As politics resumes, a cold winter is closing in on Truss’ free market plans
It was certainly not the first fortnight which Liz Truss could have predicted on becoming prime minister. She will have had plans and ambitions to hit the ground running, and everything was derailed by the death of the sovereign within 48 hours of her accepting her new office and beginning to form a government. She is certainly the first premier to be appointed by one monarch and then formally to take office as First Lord of the Treasury under another.
The ceremony and solemn pageantry has drawn to a close now, however, and, improbable as it may seem, normal service will be resumed. Except that “normal” is not quite the mot juste: the UK faces an autumn and winter of difficult political circumstances and difficult policy choices, and it will take all the new prime minister’s deftness and agility to find a way through.
The most pressing issue is the crisis in energy costs. Households and businesses are facing bills which have risen by unsustainable orders of magnitude, and, after some dithering during the leadership campaign as free-market principles butted heads with political reality, Truss has announced an Energy Price Guarantee which caps the amount which suppliers can charge for each unit of energy. This scheme, which will last for two years, will make a real difference: the average household will not pay more than £2,500 for its annual bill, while the total without intervention would have been more than £3,500.
It remains to be seen if this is enough. While households have two years of relief, businesses are to receive help only for six months under present plans. Additionally, there is no dedicated financial support for the least well off, and many may still suffer serious hardship this winter even with increases in fuel costs capped. In fairness, the government announced the bare bones of the scheme just before the death of Queen Elizabeth, but scrutiny will resume this week.
One enormous challenge is the likely costs of the guarantee scheme. The prime minister has not put a figure on it but it may be of the order of £150bn. When you consider that annual government spending is around £1tn, this is a significant additional outgoing. The new administration plans to fund this through additional borrowing, and Truss has seemingly set her face against the idea of a windfall tax on the energy industry to help balance the books. The EU has just introduced such a levy and will raise around £120bn: that must be food for thought even for our passionate laissez-faire prime minister.
The new chancellor, Kwasi Kwarteng, is expected to deliver a “mini-budget” this week. He will likely give more detail on the cost of the energy scheme as well as unveiling other economic measures to demonstrate, as Truss maintained throughout her leadership campaign, that recession is not inevitable. We are likely to see the rise in National Insurance scrapped, and green levies on energy bills will probably fall to the Treasury’s sword too, regarded as politically unsustainable.
But the mood music from Number 11 Downing Street has been extraordinary, as the policy which has bobbed to the surface again and again has been abolishing the 2014 cap on bankers’ bonuses. Both the chancellor and the prime minister are committed to the free market, and the idea is that scrapping the measure, which was introduced across the EU as a response to the global financial crisis, will give London as a financial centre a competitive advantage in attracting people and business. That logic is robust enough, at least in principle, but the optics are, to say the least, challenging.

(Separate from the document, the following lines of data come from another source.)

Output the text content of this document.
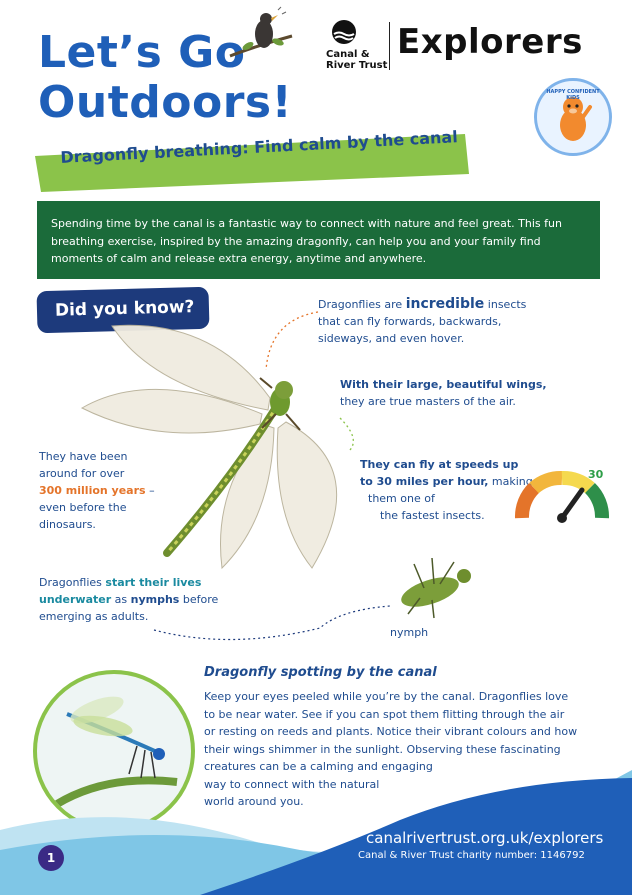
Let’s Go
Outdoors!
Canal &
River Trust
Explorers
HAPPY CONFIDENT KIDS
Dragonfly breathing: Find calm by the canal
Spending time by the canal is a fantastic way to connect with nature and feel great. This fun breathing exercise, inspired by the amazing dragonfly, can help you and your family find moments of calm and release extra energy, anytime and anywhere.
Did you know?	Dragonflies are incredible insects
that can fly forwards, backwards,
sideways, and even hover.
With their large, beautiful wings,
they are true masters of the air.
They have been
around for over
300 million years –
even before the
dinosaurs.
They can fly at speeds up
to 30 miles per hour, making
them one of
the fastest insects.
30
Dragonflies start their lives
underwater as nymphs before
emerging as adults.
nymph
Dragonfly spotting by the canal
Keep your eyes peeled while you’re by the canal. Dragonflies love
to be near water. See if you can spot them flitting through the air
or resting on reeds and plants. Notice their vibrant colours and how
their wings shimmer in the sunlight. Observing these fascinating
creatures can be a calming and engaging
way to connect with the natural
world around you.
1
canalrivertrust.org.uk/explorers
Canal & River Trust charity number: 1146792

Although the underlying reality is rather more complicated, the Conservative Party has been hammered in recent years by accusations that it is out of touch with the majority of voters, committed to measures which benefit big business and high earners and indifferent to the issue of the cost of living. Kwarteng’s apparent determination to stand shoulder to shoulder with City financiers defies political logic. It can only make sense if it has an immediate and dramatic positive effect on the economy—and that seems optimistic at best.
No one envies Liz Truss the opening fortnight of her premiership. But reality is closing in very fast and the country is facing daunting challenges. To be blunt, she does not have long to demonstrate to the electorate that she is equal to these challenges and has the policy agenda to meet them swiftly and effectively. By the end of this week, we will have a better indication of her likelihood of success.